Von Matthias Naß

Der Kalender fügt es so: In der nächsten Woche wird ein besonders grimmiges Stück Realpolitik zu besichtigen sein. Am 4. Juni jährt sich zum fünften Mal das Massaker am Platz des Himmlischen Friedens; im Frühsommer 1989 hatten die chinesischen Kommunisten den friedlichen Protest der Studenten im Herzen der Hauptstadt gnadenlos zusammenschießen lassen. Bis zum 3. Juni aber, welch bittere Pointe, muß der amerikanische Präsident Clinton entscheiden, ob im Handel mit China weiterhin – wie allgemein üblich – die niedrigen Zolltarife ("Meistbegünstigung") gelten sollen.
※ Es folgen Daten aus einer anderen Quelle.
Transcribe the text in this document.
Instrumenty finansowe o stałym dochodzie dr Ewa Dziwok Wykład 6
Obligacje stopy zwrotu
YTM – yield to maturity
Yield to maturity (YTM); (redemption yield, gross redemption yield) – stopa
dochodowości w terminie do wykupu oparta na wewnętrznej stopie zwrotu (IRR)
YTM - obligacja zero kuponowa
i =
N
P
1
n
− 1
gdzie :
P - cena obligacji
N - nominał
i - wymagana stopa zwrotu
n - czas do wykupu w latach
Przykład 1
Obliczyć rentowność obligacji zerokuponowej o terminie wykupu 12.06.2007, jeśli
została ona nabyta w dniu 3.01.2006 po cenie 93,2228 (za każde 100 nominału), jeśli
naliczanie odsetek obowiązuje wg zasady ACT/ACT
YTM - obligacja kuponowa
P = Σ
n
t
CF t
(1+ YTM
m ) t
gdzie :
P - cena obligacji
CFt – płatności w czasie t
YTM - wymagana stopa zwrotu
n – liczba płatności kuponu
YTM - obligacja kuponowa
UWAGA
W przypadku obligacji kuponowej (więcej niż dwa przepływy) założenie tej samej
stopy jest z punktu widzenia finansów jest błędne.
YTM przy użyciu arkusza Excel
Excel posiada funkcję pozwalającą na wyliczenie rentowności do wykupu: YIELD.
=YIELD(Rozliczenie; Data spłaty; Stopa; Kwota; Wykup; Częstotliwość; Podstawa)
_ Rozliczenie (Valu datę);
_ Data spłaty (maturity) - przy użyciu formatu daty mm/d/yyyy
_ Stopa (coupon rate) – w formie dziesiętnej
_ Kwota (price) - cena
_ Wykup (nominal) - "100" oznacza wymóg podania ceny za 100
Bill Clinton hatte im Präsidentschaftswahlkampf dem alten China-Freund George Bush vorgehalten, er "hätschele Diktatoren". Die Meistbegünstigung, so verfügte Clinton im vergangenen Jahr, solle nur dann erneut gewährt werden, wenn es bei den Menschenrechten in China "umfassende und bedeutsame Fortschritte" gebe.

Davon kann bis heute keine Rede sein. Die Verfolgung ist eher noch schlimmer geworden. Das Regime gibt selber zu, 3000 Menschen wegen "konterrevolutionärer Verbrechen" eingekerkert zu haben; wahrscheinlich sind es viele tausend mehr. Und doch wird Bill Clinton einlenken. Tue er es nicht, so hat ihn Singapurs altstrenger Expremier Lee Kuan Yew gewarnt, stunden die Amerikaner "im Pazifik ganz allein" da.

Amerika kann tatsächlich kein Interesse an dauerhaften Spannungen mit China haben. Ohne die asiatische Supermacht wird es weder einen Stopp bei der Verbreitung von Nuklearwaffen noch einen globalen Umweltschutz geben. Schon der Atom-Streit mit Nordkoreas Diktator Kim II Sung ist ohne Hilfe der Chinesen nicht zu lösen.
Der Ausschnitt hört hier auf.